Dementia Pugilistica: Also called chronic traumatic encephalopathy or Boxer’s syndrome, this type is caused by head trauma, such as that experienced by people who have been punched many times in the head during boxing. The most common symptoms of the condition are dementia and parkinsonism, which can appear many years after the actually trauma ends.
Affected individuals may also develop poor coordination and slurred speech. A single traumatic brain injury may also lead to a disorder called post-traumatic dementia (PTD). PTD is much like dementia pugilistica but usually also includes long-term memory problems. Other symptoms vary depending on which part of the brain was damaged by the injury.
Corticobasal Degeneration (CBD): This is a progressive disorder characterized by nerve cell loss and atrophy of multiple areas of the brain. CBD usually progresses gradually over the course of 6 to 8 years. Initial symptoms, which typically begin at or around age 60, may first appear on only one side of the body but eventually will affect both sides. Some of the symptoms, such as poor coordination and rigidity, are similar to those found in Parkinson’s disease.

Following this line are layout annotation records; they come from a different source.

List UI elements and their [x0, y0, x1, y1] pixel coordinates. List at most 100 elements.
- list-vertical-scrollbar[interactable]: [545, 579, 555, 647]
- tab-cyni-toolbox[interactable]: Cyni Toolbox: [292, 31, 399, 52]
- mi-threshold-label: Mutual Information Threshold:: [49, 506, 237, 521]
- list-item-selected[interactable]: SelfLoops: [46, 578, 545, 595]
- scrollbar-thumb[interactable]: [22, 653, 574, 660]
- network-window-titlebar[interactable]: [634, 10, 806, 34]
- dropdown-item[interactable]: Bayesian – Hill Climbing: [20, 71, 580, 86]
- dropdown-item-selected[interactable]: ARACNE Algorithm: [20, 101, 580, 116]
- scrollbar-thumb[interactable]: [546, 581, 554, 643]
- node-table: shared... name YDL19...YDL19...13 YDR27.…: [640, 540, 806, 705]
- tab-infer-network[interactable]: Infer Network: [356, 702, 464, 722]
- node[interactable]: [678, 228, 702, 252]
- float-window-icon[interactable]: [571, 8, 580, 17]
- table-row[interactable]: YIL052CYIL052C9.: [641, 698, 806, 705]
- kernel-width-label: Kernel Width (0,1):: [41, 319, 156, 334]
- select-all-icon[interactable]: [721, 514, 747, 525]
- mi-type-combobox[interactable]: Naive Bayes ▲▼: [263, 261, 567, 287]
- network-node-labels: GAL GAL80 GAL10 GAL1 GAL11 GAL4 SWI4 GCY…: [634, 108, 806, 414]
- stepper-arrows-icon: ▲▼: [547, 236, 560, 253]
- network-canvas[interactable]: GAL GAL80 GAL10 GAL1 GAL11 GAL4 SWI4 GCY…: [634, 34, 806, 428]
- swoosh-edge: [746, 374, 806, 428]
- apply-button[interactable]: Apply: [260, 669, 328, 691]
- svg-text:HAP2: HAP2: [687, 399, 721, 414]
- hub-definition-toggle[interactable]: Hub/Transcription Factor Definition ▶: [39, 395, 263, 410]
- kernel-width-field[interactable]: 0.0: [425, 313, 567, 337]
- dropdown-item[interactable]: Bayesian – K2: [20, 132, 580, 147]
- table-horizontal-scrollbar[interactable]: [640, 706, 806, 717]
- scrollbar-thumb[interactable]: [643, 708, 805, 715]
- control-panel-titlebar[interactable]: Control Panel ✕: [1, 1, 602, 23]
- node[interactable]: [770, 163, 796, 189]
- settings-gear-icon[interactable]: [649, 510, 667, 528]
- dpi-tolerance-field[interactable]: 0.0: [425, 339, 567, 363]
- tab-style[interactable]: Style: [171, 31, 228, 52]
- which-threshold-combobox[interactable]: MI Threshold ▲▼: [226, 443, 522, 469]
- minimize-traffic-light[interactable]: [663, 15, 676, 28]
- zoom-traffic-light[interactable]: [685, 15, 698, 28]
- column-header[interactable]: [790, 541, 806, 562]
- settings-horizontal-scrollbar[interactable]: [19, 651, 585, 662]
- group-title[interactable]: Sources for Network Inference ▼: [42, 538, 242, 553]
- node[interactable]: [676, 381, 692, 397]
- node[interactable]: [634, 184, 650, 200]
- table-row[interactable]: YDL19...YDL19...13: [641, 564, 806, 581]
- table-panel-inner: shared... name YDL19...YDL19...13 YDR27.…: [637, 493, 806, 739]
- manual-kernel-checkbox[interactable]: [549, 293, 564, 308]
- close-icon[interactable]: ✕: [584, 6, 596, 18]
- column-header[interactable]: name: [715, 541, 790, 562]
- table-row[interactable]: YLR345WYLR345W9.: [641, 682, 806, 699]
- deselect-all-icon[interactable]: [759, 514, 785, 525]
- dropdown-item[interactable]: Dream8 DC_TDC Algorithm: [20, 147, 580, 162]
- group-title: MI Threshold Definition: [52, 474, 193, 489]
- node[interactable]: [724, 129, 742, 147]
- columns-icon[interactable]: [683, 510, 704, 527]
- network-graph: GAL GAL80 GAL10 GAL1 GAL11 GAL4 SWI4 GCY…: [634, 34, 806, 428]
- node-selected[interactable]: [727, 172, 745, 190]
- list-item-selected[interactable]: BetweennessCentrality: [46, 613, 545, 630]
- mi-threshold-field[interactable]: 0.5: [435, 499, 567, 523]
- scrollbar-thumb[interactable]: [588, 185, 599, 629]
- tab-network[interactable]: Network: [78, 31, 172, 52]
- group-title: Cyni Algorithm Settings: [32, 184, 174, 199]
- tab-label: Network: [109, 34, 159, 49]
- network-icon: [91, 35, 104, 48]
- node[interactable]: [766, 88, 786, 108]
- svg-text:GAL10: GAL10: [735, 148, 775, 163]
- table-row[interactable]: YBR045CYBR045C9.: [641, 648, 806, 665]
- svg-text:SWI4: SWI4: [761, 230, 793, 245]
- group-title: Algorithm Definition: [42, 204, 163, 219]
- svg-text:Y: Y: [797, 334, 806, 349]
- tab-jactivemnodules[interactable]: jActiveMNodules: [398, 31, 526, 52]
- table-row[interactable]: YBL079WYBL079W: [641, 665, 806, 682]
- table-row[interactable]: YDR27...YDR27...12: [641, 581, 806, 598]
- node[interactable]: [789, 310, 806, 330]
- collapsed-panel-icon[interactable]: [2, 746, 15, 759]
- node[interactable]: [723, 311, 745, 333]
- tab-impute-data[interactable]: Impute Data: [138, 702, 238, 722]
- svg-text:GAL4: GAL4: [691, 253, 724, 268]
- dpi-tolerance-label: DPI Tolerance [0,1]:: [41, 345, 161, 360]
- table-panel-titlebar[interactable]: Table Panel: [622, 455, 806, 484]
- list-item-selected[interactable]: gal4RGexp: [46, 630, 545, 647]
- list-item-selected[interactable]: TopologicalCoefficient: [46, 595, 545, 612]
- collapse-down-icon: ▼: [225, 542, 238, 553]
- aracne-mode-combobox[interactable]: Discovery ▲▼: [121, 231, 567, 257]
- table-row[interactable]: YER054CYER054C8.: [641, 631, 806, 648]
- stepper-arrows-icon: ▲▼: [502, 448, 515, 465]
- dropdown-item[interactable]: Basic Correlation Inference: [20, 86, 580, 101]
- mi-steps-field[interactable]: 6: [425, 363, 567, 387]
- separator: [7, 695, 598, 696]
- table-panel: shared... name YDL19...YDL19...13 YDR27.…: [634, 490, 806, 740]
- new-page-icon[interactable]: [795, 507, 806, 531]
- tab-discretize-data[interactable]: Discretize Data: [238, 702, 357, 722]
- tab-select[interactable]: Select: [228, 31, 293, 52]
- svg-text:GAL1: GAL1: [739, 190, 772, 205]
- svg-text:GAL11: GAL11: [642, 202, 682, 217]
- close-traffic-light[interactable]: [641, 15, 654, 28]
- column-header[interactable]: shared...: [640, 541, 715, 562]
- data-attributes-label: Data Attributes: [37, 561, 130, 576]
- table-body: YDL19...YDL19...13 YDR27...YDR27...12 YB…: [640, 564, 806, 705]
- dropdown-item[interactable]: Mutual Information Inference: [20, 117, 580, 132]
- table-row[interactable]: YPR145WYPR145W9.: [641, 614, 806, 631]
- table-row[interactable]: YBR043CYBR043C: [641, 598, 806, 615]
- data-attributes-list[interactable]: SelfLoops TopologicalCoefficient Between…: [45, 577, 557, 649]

Other symptoms may include memory loss, visual-spatial problems, apraxia (loss of the ability to make familiar, purposeful movements), hesitant and halting speech, myoclonus (involuntary muscular jerks), and dysphagia (difficulty swallowing). Death is often caused by pneumonia or other secondary problems such as sepsis (severe infection of the blood) or pulmonary embolism (a blood clot in the lungs).
Creutzfeldt-Jakob Disease (CJD): This rare, degenerative, fatal brain disorder affects about one in every million people per year worldwide. Symptoms usually begin after age 60 and most patients die within one year. Many researchers believe CJD results from an abnormal form of a protein called a prion.
Elderly parents with CJD may initially experience problems with muscular coordination, personality changes, including impaired memory, judgment, and thinking, and impaired vision. Other symptoms may include insomnia and depression. As the illness progresses, mental impairment becomes severe.
Patients often develop myoclonus and they may go blind. They eventually lose the ability to move and speak, and lapse into a coma. Pneumonia and other infections often occur in these patients and eventually lead to death.
There is no one test to determine if someone has dementia. Doctors diagnose AD and other types based on a careful medical history, a physical examination, cognitive testing, laboratory tests, and the characteristic changes in thinking, day-to-day function and behavior associated with each type.
Doctors can make a diagnosis with a high level of certainty, but it is harder to determine the exact type because the symptoms and brain changes of different kinds often overlap. In some cases, a doctor may simply diagnose “dementia” and not specify a type.